If this trend continues, many city services will suffer and residents may be deprived of having their own 911 dispatchers and clean streets, City Manager Arnold Dowdy said.
“If the amount of revenues doesn’t increase, it’s going to get harder and harder to do the things that citizens want us to do,” Dowdy said. “There are numerous things that need to be done in the city but we already are unable to afford them.”
In the next six years, the city will need an estimated $30 million to spend on capital improvements such as providing housing and equipment for the police and fire departments and improving and maintaining the city’s parks, buildings and streets, Dowdy said.
Of that $30 million, the 1995-96 budget allows the city to spend only $1.9 million. And the projected budget for 1996-97 estimates that only $705,000 will be spent on capital improvements.
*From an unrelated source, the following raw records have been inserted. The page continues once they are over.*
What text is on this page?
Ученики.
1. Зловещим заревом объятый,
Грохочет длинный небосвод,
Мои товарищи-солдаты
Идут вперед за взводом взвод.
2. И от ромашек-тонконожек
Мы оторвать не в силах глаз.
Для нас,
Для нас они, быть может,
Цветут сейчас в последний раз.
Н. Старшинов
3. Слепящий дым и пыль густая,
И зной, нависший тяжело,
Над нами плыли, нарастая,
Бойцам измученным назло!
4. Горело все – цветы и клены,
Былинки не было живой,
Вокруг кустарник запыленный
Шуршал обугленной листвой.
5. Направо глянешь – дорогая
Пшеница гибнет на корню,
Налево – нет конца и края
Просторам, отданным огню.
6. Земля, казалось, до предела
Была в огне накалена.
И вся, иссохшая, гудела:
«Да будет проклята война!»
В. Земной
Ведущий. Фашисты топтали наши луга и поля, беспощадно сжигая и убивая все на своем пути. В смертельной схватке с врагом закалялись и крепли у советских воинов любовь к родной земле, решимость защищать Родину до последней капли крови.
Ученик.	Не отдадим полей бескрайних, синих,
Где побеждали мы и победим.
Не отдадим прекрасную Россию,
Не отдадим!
After a two-hour study session Monday, the City Council approved the $12.2-million budget for 1995-96 and a $11.6-million budget for 1996-97.
The average yearly budget for Santa Paula has remained around $11 million over the last five years, Dowdy said. The 1994-95 budget was $13.2 million, partly because the city had saved about $400,000 to renovate the sewer system, he said.
City officials hope to beef up future revenues by attracting industries that would expand the tax base and provide jobs. Dowdy said the city is working with approximately 12 industrial companies who are considering moving to Santa Paula.